A manhã estava ainda fresca, mas o sol prometia.
O nosso périplo de 9 dias sairia aqui da capital Ulaanbaatar e nos levaria pelas muitas estepes e formações rochosas da Mongólia, antes de alcançarmos o Deserto de Gobi no sul do país, para dali retornarmos às paisagens verdes da Mongólia Central onde fica Karakorum, a capital dos conquistadores mongóis da Idade Média. Eu divido esse relato em partes, pois senão ficaria muito longo.
Ah! Como pude esquecer! Outro personagem curioso desta nossa expedição era o veículo: uma cinzenta kombi soviética com ar de anos 70 (se não 50) e indestrutível. Só assim para enfrentar o interior da Mongólia, onde praticamente não há estradas. (Frequentemente passamos por carros mais modernos quebrados no caminho, com os passageiros a esperar por não sei o que, incapazes de fazer qualquer conserto.)

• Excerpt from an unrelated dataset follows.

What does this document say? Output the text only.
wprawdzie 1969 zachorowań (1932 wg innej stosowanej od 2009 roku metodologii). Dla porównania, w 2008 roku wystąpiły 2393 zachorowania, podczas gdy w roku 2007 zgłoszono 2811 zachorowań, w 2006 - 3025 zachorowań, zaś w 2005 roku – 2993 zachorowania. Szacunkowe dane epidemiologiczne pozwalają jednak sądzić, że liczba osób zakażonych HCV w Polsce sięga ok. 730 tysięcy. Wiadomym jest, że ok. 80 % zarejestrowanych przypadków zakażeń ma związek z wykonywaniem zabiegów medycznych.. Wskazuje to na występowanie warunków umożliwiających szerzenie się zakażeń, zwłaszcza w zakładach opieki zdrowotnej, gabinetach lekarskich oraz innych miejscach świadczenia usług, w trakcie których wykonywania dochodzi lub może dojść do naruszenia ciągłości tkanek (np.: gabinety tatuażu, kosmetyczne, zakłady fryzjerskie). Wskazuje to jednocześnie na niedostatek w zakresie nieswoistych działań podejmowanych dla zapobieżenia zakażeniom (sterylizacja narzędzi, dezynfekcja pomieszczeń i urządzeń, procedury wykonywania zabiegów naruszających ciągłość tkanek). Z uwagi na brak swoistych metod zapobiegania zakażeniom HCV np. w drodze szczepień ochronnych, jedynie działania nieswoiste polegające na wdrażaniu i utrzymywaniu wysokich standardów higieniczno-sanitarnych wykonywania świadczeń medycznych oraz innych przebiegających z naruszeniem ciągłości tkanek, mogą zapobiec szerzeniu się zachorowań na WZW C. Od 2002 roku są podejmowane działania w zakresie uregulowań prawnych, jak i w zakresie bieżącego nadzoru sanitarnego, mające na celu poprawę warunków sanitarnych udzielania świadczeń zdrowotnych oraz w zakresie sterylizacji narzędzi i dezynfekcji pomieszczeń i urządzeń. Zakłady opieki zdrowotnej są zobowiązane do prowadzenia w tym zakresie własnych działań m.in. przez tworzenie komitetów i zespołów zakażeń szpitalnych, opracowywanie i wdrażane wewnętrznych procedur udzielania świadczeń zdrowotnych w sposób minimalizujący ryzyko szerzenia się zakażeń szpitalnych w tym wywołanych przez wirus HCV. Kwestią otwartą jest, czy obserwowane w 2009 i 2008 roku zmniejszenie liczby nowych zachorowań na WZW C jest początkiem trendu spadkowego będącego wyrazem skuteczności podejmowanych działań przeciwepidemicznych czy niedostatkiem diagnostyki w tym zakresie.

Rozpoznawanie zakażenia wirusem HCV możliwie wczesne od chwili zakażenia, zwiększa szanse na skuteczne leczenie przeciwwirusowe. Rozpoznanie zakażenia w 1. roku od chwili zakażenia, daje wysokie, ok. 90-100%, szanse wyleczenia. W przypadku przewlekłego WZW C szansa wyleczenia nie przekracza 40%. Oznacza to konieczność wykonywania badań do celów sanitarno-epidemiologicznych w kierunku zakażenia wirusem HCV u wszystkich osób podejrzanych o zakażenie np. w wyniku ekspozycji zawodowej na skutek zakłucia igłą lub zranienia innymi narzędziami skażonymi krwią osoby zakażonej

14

O primeiro ponto foi a parada, ainda na manhã do primeiro dia, para comprar papel higiênico (mal posso esperar para lhes falar dos “banheiros”…), merendas, e outros suprimentos.
Apesar do ermo que é o interior da Mongólia, nós encontraríamos frequentemente essas vendinhas de povoado, onde era possível comprar salgadinhos e refrigerante quente. (Quase não há eletricidade, exceto aquela provida por painéis solares, normalmente limitada a algumas horas do dia. Não refrigera nada.) No supermercado, contudo, nós veríamos coisas que “só na Mongólia”.

Os primeiros quilômetros ao sul de Ulaanbaatar são na estrada, mas daí a algumas horas você diz adeus ao asfalto, para só o rever dali a mais de uma semana.
Comidas, água… tudo levávamos o suficiente conosco. Também tínhamos tendas, mas na prática todas as noites seriam em gers, as típicas tendas redondas dos mongóis. Embora eles próprios frequentemente durmam no atapetado chão, os gers para turistas sempre têm camas dentro. Na real, o dormir foi bem mais confortável do que eu imaginava.



Eu preciso confessar que, naquela altura, me bateu uma breve sensação de “programa de índio”. Eu me via ali naquele “nada”, vazio exceto pelas lagartixas que corriam rápidas naquele chão pedregoso, e debaixo do calor a comer uma gororoba quente (sopa) que Barça preparava à sombra da kombi — não havia outra.
Os mongóis notoriamente não usam tempero, apenas sal, e eu acho que em toda a minha experiência nunca havia comido coisas tão sem sabor.
Mas essa sensação aos poucos iria mudar, conforme o passeio começava a ficar interessante.



Logo após o almoço nós paramos numas formações rochosas conhecidas como Baga Gazriin Chuluu. Significa “lugar das pequenas pedras” em mongol, mas as pedras só são pequenas se as considerarmos diante da imensidão das estepes.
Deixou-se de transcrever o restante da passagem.